# Kontaktformular vor Spam schützen



## Lektor21 (25. Januar 2008)

Guten Morgen nochmals!

Ich habe mal eine Frage. Ich möchte gern ein Formular vor Spam schützen! Nun meine Überlegung:

Reicht es einfach eine zufällige Zahl zu generieren, diese dann dem User anzuzeigen. Er muss dann die Zahl in ein Feld eingeben und dann prüfe ich, ob die beiden Zahlen übereinstimmen!? 

Reicht das oder ist das Quatsch und man kann das umgehen?


----------



## MiNiMaG (25. Januar 2008)

Grundsätzlich kann man alles umgehen, einfach nur einen Text abzutippen ist nicht gut, da das die Spam-Tools automatisch machen.

Wenn du es ganz simpel haben willst, mach solche Spielchen:
- Captcha Grafik
- 5. Buchstabe von "Eisenbahn" ?
- 17 + 8 ?

Geht natürlich nicht auf geschäftlichen Seiten
Da empfiehlt sich sowas  wie
- IP-Logging
- Session-Logging
- Registrierung mit Bestätigungsmail
- Versand erst nach Bestätigungsmail


----------



## Cherrywine (25. Januar 2008)

Captchas stellen derzeit die für Kontaktformulare (Emails, Kommentare in Blogs etc.) sicherlich die geeigneste Möglichkeit dar, sich gegen Spam zu schützen.
Zwar existieren bereits Ansätze, auch Captchas zu umgehen, diese sind aber noch nicht allzu verbreitet.

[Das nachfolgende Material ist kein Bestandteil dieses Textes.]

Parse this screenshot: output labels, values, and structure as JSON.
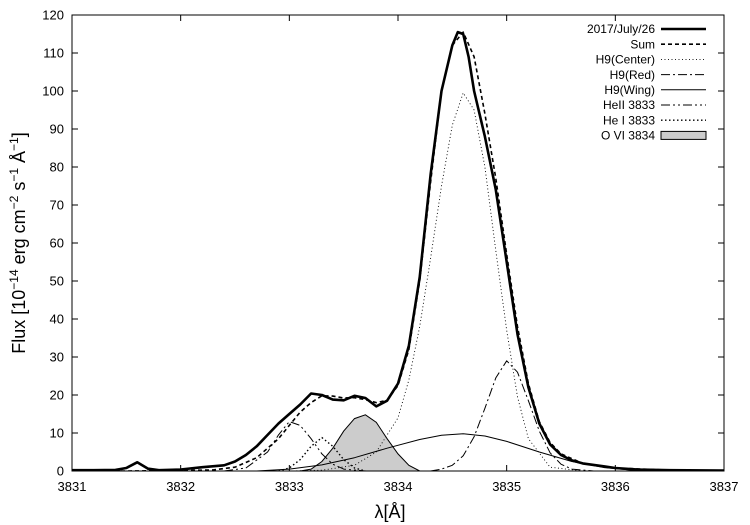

Der Aufwand mit einer Bestätigungsmail lohnt sich beim Einsatz in Blogkommentaren und Kontaktformularen wohl eher nicht, da dies einen erhöhten Aufwand für den User bedeutet und dieser sich den ggf. nicht antut.


Lieben Gruß
Cherrywine


----------



## pipip (25. Januar 2008)

ich kann dir das hier schon erwähnte addieren von zahlen sehr empfehlen...


----------



## canyon (8. April 2008)

Was haltet ihr von der Möglichkeit, den Text der eingegebenen Nachricht aus dem Formular einfach auf HTML-Tags zu prüfen. Ein "normaler" Nutzer wird niemals HTML verwenden, Spam enthalten hingegen z. B. meistens Links auf irgendwelche Seiten.


----------



## sasfed (8. April 2008)

Bei diesem Thema hat mir persönlich die Seite http://www.stoppt-den-spam.info/webmaster/captcha-tutorial/index.html sehr geholfen.


----------



## canyon (9. April 2008)

Bei der Seite wird vor allem auf Captchas eingegangen. Die möchte ich aber vermeiden bzw. als letzte Option verwenden. Es ist für Nutzer einfach nicht komfortabel, wenn sie zusätzlich noch einen evtl. schlecht lesbaren Textstring eingeben müssen.


----------



## Chaosengel_Gabriel (9. April 2008)

Ich möchte behaupten, dass folgendes die einfachste und schnellste Lösung ist...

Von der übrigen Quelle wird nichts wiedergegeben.